In his speech, Westminster leader Ian Blackford talked of how the commission’s report would “kick-start a new debate on how our nation can move beyond the damage and despair of Brexit to a future where we can deliver hope and ambition”.
He added: “The Growth Commission makes it clear that Scotland can match the richest countries in the world.”
Delegates by and large welcomed the report if not necessarily everything that was in it.
Ian Gourlay, who’s been coming to conference since 1960, told The National: “I think we’re in a difficult situation at the moment.
“We’ve got to wait until we know we’re going to win. If we have another one and lose it again it’s back 20 years. It will be a generation, no question about that. A lot of the people, particularly the one that came in more recently are desperate to go again and I’m desperate to go again as well, but I know that the result is far more important.”
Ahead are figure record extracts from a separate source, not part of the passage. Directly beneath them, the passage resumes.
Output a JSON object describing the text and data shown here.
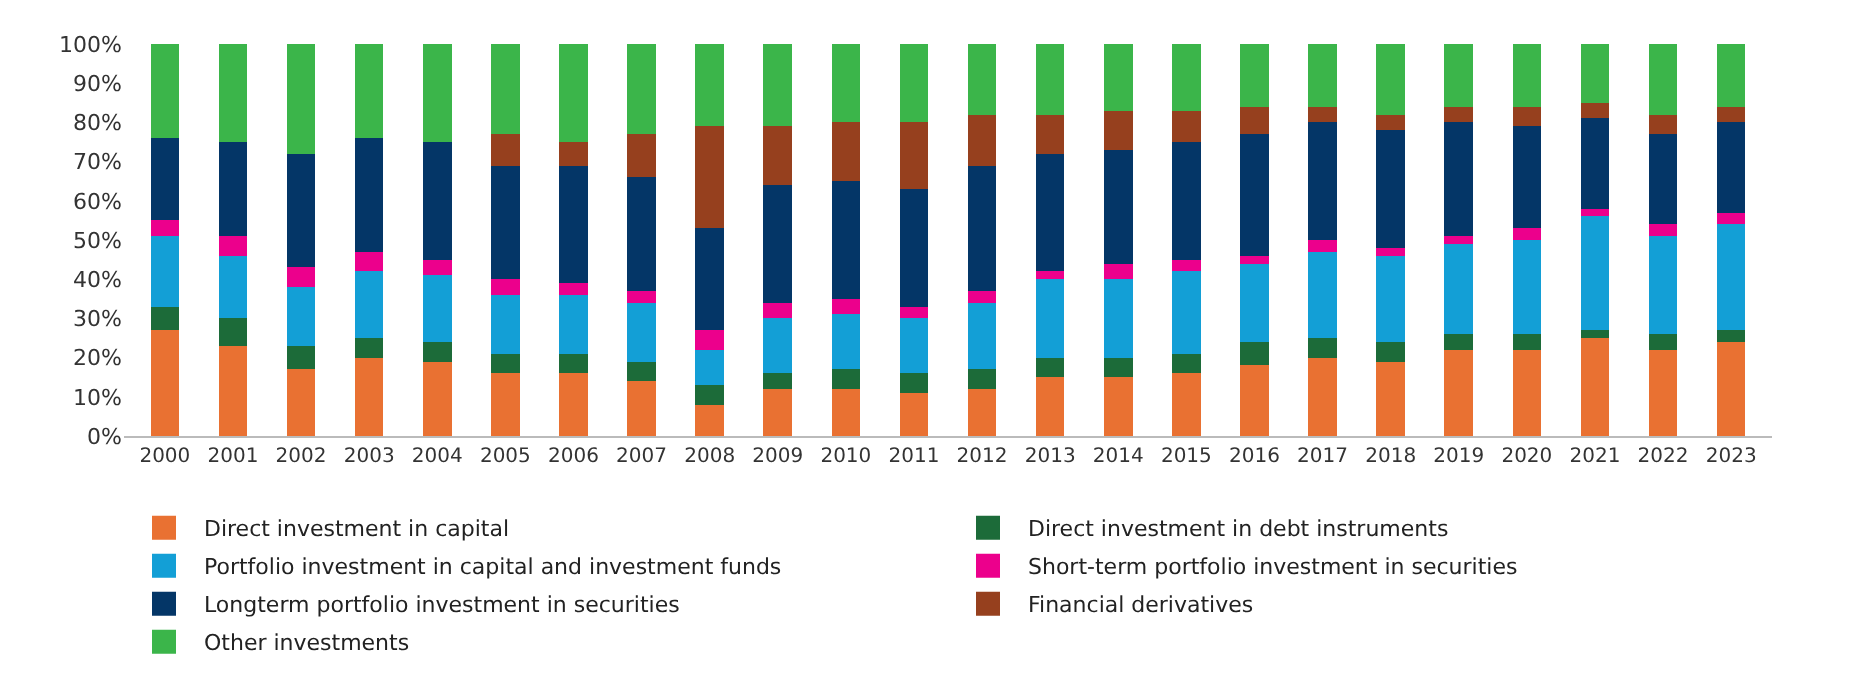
{
  "chart_data": {
    "type": "bar",
    "stacked": true,
    "categories": [
      "2000",
      "2001",
      "2002",
      "2003",
      "2004",
      "2005",
      "2006",
      "2007",
      "2008",
      "2009",
      "2010",
      "2011",
      "2012",
      "2013",
      "2014",
      "2015",
      "2016",
      "2017",
      "2018",
      "2019",
      "2020",
      "2021",
      "2022",
      "2023"
    ],
    "series": [
      {
        "name": "Direct investment in capital",
        "color": "#e97132",
        "values": [
          27,
          23,
          17,
          20,
          19,
          16,
          16,
          14,
          8,
          12,
          12,
          11,
          12,
          15,
          15,
          16,
          18,
          20,
          19,
          22,
          22,
          25,
          22,
          24
        ]
      },
      {
        "name": "Direct investment in debt instruments",
        "color": "#1c6b39",
        "values": [
          6,
          7,
          6,
          5,
          5,
          5,
          5,
          5,
          5,
          4,
          5,
          5,
          5,
          5,
          5,
          5,
          6,
          5,
          5,
          4,
          4,
          2,
          4,
          3
        ]
      },
      {
        "name": "Portfolio investment in capital and investment funds",
        "color": "#139fd6",
        "values": [
          18,
          16,
          15,
          17,
          17,
          15,
          15,
          15,
          9,
          14,
          14,
          14,
          17,
          20,
          20,
          21,
          20,
          22,
          22,
          23,
          24,
          29,
          25,
          27
        ]
      },
      {
        "name": "Short-term portfolio investment in securities",
        "color": "#ec008c",
        "values": [
          4,
          5,
          5,
          5,
          4,
          4,
          3,
          3,
          5,
          4,
          4,
          3,
          3,
          2,
          4,
          3,
          2,
          3,
          2,
          2,
          3,
          2,
          3,
          3
        ]
      },
      {
        "name": "Longterm portfolio investment in securities",
        "color": "#043667",
        "values": [
          21,
          24,
          29,
          29,
          30,
          29,
          30,
          29,
          26,
          30,
          30,
          30,
          32,
          30,
          29,
          30,
          31,
          30,
          30,
          29,
          26,
          23,
          23,
          23
        ]
      },
      {
        "name": "Financial derivatives",
        "color": "#96401e",
        "values": [
          0,
          0,
          0,
          0,
          0,
          8,
          6,
          11,
          26,
          15,
          15,
          17,
          13,
          10,
          10,
          8,
          7,
          4,
          4,
          4,
          5,
          4,
          5,
          4
        ]
      },
      {
        "name": "Other investments",
        "color": "#3bb54a",
        "values": [
          24,
          25,
          28,
          24,
          25,
          23,
          25,
          23,
          21,
          21,
          20,
          20,
          18,
          18,
          17,
          17,
          16,
          16,
          18,
          16,
          16,
          15,
          18,
          16
        ]
      }
    ],
    "ylim": [
      0,
      100
    ],
    "yticks": [
      {
        "value": 0,
        "label": "0%"
      },
      {
        "value": 10,
        "label": "10%"
      },
      {
        "value": 20,
        "label": "20%"
      },
      {
        "value": 30,
        "label": "30%"
      },
      {
        "value": 40,
        "label": "40%"
      },
      {
        "value": 50,
        "label": "50%"
      },
      {
        "value": 60,
        "label": "60%"
      },
      {
        "value": 70,
        "label": "70%"
      },
      {
        "value": 80,
        "label": "80%"
      },
      {
        "value": 90,
        "label": "90%"
      },
      {
        "value": 100,
        "label": "100%"
      }
    ],
    "grid": false,
    "legend": "bottom"
  }
}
Robertson Wellen from Dumfries said: “I don’t know if it’ll work. That’s the next question is to sit down with some folk who were on the other side and ask them if this helped. What I’ve seen in the media from the Tories is that it hasn’t helped. But I’m not that convinced they’ve read it.”
Jean Douglas said she could see a lot of positives in the document: “I think what a lot of people are concerned about is that it seems quite meek in relation to growth – a bit too safe. And it says it’s going to take us 10 years to do something a bit more adventurous.”
She added: “There’s some people that don’t like it, or don’t like aspects of it, but everybody’s thankful it’s there. It’s starting a debate.
“It’s given people something get their teeth into.”